Joe Biden may have already made his biggest debate gaffe
But I still think he will out-perform expectations on Thursday night
The Atlanta stage is set for the first presidential match-up of the year as Trump and Biden face off on Thursday evening.
The media is in overdrive, the historical debate highlights reels are playing. The pollsters are starting up too: I will be there, conducting a snap poll on the findings.
The public have expectations too, and they are not good for Joe Biden. Two weeks ago I revealed a poll at a panel my firm had put together in Washington DC. The results are damning for the president.
Seven in ten anticipate that he will forget his words. Fully half of Americans expect him to forget where he is. Four in ten expect him to walk off the wrong side of the stage, and another forty per cent think he will even have trouble standing.
Republicans and Trump himself have tried to temper expectations but the former president has not been able to resist leaning into the chatter. “He’s practising how to stand”, he said in his Newsmax interview earlier this week.
The numbers are brutally telling about the public’s faith in the president’s ability to govern effectively. But I suspect they may work in Biden’s favor on Thursday night.
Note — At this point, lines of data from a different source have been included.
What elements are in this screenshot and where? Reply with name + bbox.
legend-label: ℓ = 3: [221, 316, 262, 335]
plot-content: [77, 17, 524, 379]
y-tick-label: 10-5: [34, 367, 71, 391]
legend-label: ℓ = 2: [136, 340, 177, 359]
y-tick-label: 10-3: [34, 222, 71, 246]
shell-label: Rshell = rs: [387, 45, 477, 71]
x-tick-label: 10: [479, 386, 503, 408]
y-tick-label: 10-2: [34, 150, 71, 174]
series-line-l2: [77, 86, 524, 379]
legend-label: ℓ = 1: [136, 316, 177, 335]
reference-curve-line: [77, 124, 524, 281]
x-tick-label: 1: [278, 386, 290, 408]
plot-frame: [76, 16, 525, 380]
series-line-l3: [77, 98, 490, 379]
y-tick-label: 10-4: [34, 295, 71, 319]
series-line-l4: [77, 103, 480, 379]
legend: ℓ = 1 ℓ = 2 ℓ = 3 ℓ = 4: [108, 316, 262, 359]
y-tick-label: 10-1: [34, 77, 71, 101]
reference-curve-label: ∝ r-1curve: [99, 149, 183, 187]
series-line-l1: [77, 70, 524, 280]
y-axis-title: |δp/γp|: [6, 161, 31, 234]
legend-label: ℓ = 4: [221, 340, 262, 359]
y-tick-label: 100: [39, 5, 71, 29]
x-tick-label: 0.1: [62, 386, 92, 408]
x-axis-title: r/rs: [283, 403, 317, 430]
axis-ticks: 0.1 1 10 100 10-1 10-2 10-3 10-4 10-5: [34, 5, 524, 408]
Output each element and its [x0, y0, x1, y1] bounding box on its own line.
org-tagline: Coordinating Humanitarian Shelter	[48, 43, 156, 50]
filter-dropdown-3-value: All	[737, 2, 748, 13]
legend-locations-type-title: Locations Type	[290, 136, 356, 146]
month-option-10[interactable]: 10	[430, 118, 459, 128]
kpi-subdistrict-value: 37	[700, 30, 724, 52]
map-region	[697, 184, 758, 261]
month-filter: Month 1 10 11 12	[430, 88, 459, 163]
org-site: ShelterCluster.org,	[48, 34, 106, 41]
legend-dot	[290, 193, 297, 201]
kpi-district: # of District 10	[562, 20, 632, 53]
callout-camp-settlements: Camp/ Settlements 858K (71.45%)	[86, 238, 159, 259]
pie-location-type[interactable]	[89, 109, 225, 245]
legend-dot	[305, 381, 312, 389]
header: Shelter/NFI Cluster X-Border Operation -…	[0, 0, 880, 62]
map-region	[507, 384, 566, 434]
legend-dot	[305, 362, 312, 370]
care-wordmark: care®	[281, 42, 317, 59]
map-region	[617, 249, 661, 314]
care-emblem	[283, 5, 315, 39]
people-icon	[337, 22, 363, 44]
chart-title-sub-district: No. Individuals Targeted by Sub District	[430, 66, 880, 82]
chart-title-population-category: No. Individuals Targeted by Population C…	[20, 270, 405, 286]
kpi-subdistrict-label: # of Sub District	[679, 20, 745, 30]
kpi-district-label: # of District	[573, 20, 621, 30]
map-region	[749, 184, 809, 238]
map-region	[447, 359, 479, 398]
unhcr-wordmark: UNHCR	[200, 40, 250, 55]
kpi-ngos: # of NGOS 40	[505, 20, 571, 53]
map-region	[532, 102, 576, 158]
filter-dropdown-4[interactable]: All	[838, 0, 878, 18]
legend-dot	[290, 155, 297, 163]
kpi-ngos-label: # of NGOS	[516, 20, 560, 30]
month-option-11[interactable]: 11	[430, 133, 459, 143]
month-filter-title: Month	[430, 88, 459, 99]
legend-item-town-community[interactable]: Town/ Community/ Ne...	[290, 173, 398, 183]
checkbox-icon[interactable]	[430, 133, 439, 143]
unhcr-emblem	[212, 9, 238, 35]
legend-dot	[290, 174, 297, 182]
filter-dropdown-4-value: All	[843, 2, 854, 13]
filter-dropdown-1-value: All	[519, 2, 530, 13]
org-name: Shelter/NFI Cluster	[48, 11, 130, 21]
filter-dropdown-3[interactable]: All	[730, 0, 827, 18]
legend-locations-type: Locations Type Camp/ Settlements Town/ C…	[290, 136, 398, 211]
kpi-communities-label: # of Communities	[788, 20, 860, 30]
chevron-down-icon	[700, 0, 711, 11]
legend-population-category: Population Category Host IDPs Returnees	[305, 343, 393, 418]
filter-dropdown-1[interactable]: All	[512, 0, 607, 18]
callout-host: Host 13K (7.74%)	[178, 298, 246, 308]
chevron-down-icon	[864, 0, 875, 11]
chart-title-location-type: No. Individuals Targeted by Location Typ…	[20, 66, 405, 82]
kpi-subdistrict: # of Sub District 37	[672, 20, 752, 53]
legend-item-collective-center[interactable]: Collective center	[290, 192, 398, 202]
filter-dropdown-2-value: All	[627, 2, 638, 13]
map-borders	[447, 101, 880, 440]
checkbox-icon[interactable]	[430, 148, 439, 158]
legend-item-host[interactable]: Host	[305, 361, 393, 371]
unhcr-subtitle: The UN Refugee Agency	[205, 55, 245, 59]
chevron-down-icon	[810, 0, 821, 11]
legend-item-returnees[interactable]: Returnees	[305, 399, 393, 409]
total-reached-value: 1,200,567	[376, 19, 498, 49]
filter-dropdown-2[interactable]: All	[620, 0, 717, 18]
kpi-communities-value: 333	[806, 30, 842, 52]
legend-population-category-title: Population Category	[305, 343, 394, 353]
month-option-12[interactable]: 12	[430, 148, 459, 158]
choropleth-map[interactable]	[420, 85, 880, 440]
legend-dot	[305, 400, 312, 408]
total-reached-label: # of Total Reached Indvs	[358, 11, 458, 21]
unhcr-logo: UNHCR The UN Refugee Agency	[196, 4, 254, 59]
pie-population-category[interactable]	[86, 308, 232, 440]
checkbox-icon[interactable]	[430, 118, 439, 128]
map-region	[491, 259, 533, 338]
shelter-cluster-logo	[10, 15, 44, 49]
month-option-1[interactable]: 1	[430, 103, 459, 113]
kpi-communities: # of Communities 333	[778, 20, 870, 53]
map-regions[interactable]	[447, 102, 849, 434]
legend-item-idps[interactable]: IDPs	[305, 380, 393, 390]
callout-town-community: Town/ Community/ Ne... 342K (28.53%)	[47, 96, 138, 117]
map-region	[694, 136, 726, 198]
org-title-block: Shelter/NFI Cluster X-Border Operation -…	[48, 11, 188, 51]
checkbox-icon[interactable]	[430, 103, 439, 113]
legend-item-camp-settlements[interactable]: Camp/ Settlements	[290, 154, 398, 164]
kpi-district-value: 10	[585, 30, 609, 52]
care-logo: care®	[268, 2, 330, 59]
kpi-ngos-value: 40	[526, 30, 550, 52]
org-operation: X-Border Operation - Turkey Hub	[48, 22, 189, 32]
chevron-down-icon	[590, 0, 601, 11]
We have seen it happen already this year at the State of the Union address: Republicans let expectations focus on whether Biden would even be able to get a word out. Instead he delivered a confident if shouty performance and bucked expectations.
It is true Biden will not have an autocue or a script this time. There will be moments of genuine - and probably concerning - lapse, and these will be clipped and circulated on social media. But of all the moments this year where Biden’s performance is going to be watched in long-form and in the round, increasing his chance of getting the benefit of the doubt from viewers, this is it.
I have long thought the person most at risk from the debates was Donald Trump. In 2020 the first presidential debate reminded voters of all of the attributes about Trump they liked the least: a chaotic temperament, an aggressive style, a rude man ready to shout over his opponents no matter what. The performance was a personification of the Trump drama voters had grown to despise. There are rumors since that this was made worse by a cocktail of anti-Covid steroids.
On paper, this looked set to repeat itself. Eight in ten Americans expect Trump to interrupt Biden during the debate.
But the Biden White House may have made a serious blunder. In the debate specifications, which they had the most control over since they pitched the idea, the Biden team asked for microphones to be cut off when it is not someone’s dedicated speaking time.
You can see the temptation: Trump’s interruptions clearly frustrated Biden no end four years ago. But it makes it a lot harder for Trump to repeat the errors of that debate and show off his worst side. It gives Trump set time to get his talking points across, and limits his opportunity to interrupt or aggravate. It helps to control Trump’s worst instincts where Trump’s self-control is lacking.
Maybe I am wrong, and a furious Trump gesticulating in silence says it all. But we know that Trump has a penchant for a narrative about the establishment trying to quieten him. Those narratives resonate in the wake of the legal cases brought against him and likely offset the damage.
Our snap poll will tell us who wins. My bet is that Biden exceeds expectations, but any chance at a clear win is made more difficult by the gaffe he has already made on the rule on microphones and speaking time.